Good luck and patience in your healing.

LJ

7:07 AM  
Blogger houseband00 said...

Hi Quinn,

When my wife, M, had chemo threatment a few years back, she asked her doctor if she was going to lose her hair. The doctor said that with the meds she would be using, it would be quite certain that she would. M was obviously upset and any amount of reassurance from me at the time didn't seem to help.

After chemo, M started to lose strands of hair everyday until she lost them all. She would wear a red bandana ala Steve Van Zandt and I remember, just to make her laugh, I would serenade her with Glory Days or any Springsteen tune. When we would go out on our dates, she would don a really good wig that looked like the real stuff.

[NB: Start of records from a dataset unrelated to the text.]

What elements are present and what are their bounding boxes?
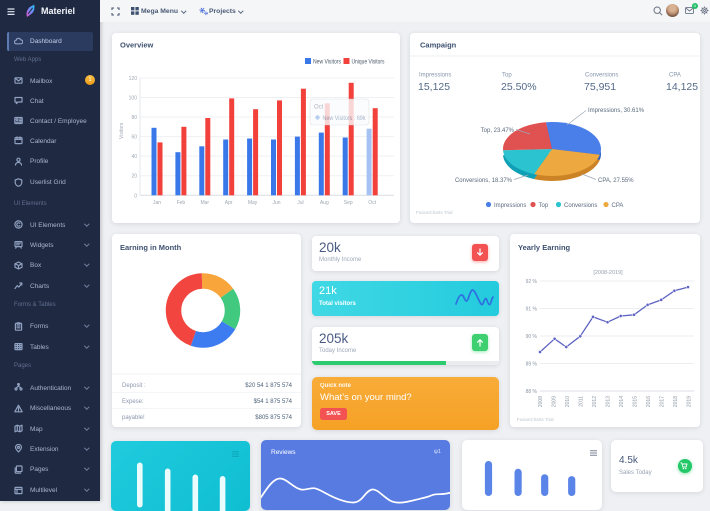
- svg-text:Deposit :: Deposit :: [122, 383, 146, 389]
- svg-text:Aug: Aug: [320, 200, 329, 206]
- svg-text:91 %: 91 %: [526, 307, 538, 313]
- svg-text:New Visitors: New Visitors: [313, 60, 341, 66]
- svg-text:Top, 23.47%: Top, 23.47%: [481, 128, 515, 134]
- svg-text:2017: 2017: [660, 396, 666, 407]
- svg-text:Impressions: Impressions: [419, 73, 451, 79]
- svg-text:New Visitors : 69k: New Visitors : 69k: [323, 116, 367, 122]
- svg-text:25.50%: 25.50%: [501, 81, 537, 93]
- svg-text:2013: 2013: [606, 396, 612, 407]
- svg-text:Feb: Feb: [177, 200, 186, 206]
- svg-text:40: 40: [131, 154, 137, 160]
- svg-text:2019: 2019: [687, 396, 693, 407]
- svg-text:88 %: 88 %: [526, 389, 538, 395]
- svg-text:2015: 2015: [633, 396, 639, 407]
- svg-text:Sep: Sep: [344, 200, 353, 206]
- svg-text:Impressions, 30.61%: Impressions, 30.61%: [588, 108, 645, 114]
- svg-text:FusionCharts Trial: FusionCharts Trial: [416, 210, 453, 215]
- svg-text:Conversions: Conversions: [564, 203, 597, 209]
- svg-text:[2008-2019]: [2008-2019]: [593, 270, 623, 276]
- svg-text:$54 1 875 574: $54 1 875 574: [254, 399, 293, 405]
- svg-text:Conversions, 18.37%: Conversions, 18.37%: [455, 178, 513, 184]
- svg-text:Jul: Jul: [297, 200, 303, 206]
- svg-text:89 %: 89 %: [526, 362, 538, 368]
- svg-text:CPA: CPA: [669, 73, 681, 79]
- svg-text:CPA: CPA: [612, 203, 624, 209]
- svg-text:2010: 2010: [565, 396, 571, 407]
- svg-text:Conversions: Conversions: [585, 73, 618, 79]
- svg-text:Oct: Oct: [368, 200, 376, 206]
- svg-text:120: 120: [129, 76, 138, 82]
- svg-text:60: 60: [131, 135, 137, 141]
- svg-text:15,125: 15,125: [418, 81, 450, 93]
- svg-text:$805 875 574: $805 875 574: [255, 415, 292, 421]
- svg-text:Mar: Mar: [200, 200, 209, 206]
- svg-text:90 %: 90 %: [526, 334, 538, 340]
- svg-text:Overview: Overview: [120, 41, 154, 50]
- svg-text:payable!: payable!: [122, 415, 145, 421]
- svg-text:2014: 2014: [619, 396, 625, 407]
- svg-text:Earning in Month: Earning in Month: [120, 243, 182, 252]
- svg-text:FusionCharts Trial: FusionCharts Trial: [517, 417, 554, 422]
- svg-text:92 %: 92 %: [526, 279, 538, 285]
- svg-text:Campaign: Campaign: [420, 41, 457, 50]
- svg-text:2008: 2008: [538, 396, 544, 407]
- svg-text:2011: 2011: [579, 396, 585, 407]
- svg-text:Jun: Jun: [272, 200, 280, 206]
- svg-text:2016: 2016: [646, 396, 652, 407]
- svg-text:0: 0: [134, 193, 137, 199]
- svg-text:2018: 2018: [673, 396, 679, 407]
- svg-text:Unique Visitors: Unique Visitors: [352, 60, 385, 66]
- svg-text:Oct: Oct: [314, 105, 324, 111]
- svg-text:14,125: 14,125: [666, 81, 698, 93]
- svg-text:Jan: Jan: [153, 200, 161, 206]
- svg-text:May: May: [248, 200, 258, 206]
- svg-text:Top: Top: [502, 73, 512, 79]
- svg-text:Impressions: Impressions: [494, 203, 526, 209]
- svg-text:Expese:: Expese:: [122, 399, 144, 405]
- svg-text:Visitors: Visitors: [119, 122, 125, 139]
- svg-text:75,951: 75,951: [584, 81, 616, 93]
- svg-text:Apr: Apr: [225, 200, 233, 206]
- svg-text:20: 20: [131, 174, 137, 180]
- svg-text:Top: Top: [539, 203, 549, 209]
- svg-text:2012: 2012: [592, 396, 598, 407]
- svg-text:CPA, 27.55%: CPA, 27.55%: [598, 178, 634, 184]
- svg-text:80: 80: [131, 115, 137, 121]
- svg-text:2009: 2009: [552, 396, 558, 407]
- svg-text:100: 100: [129, 96, 138, 102]
- svg-text:Yearly Earning: Yearly Earning: [518, 243, 571, 252]
- svg-text:$20 54 1 875 574: $20 54 1 875 574: [245, 383, 292, 389]
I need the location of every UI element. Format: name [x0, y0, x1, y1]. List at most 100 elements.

Well, my point is this: have fun with it and don't let that scar of yours affect the quality of your life.

12:20 PM  
Anonymous Anonymous said...

Quinn, this might be my new favorite entry; I loved the idea of quietly Windex-ing fingerprints while listening to Monica. I think I could use a Monica in my life right now. Thanks, as always, for keeping us entertained and grounded.

9:24 PM  
Anonymous Anonymous said...

I loved this entry. At first, you had me laughing out loud at your scarf pics and conversation with your husband. But at the end, after your experience with Monica, all I could say was "wow."

Hang in there Quinn and listen to Monica.

5:59 PM  
Blogger Melodee said...

You are so good. Bald spot notwithstanding.

9:54 PM  
Blogger rabbi neil fleischmann said...

You write super well; touching, funny real. Thank you. Best blog I've discovered in some time.

May you be blessed with health in every way.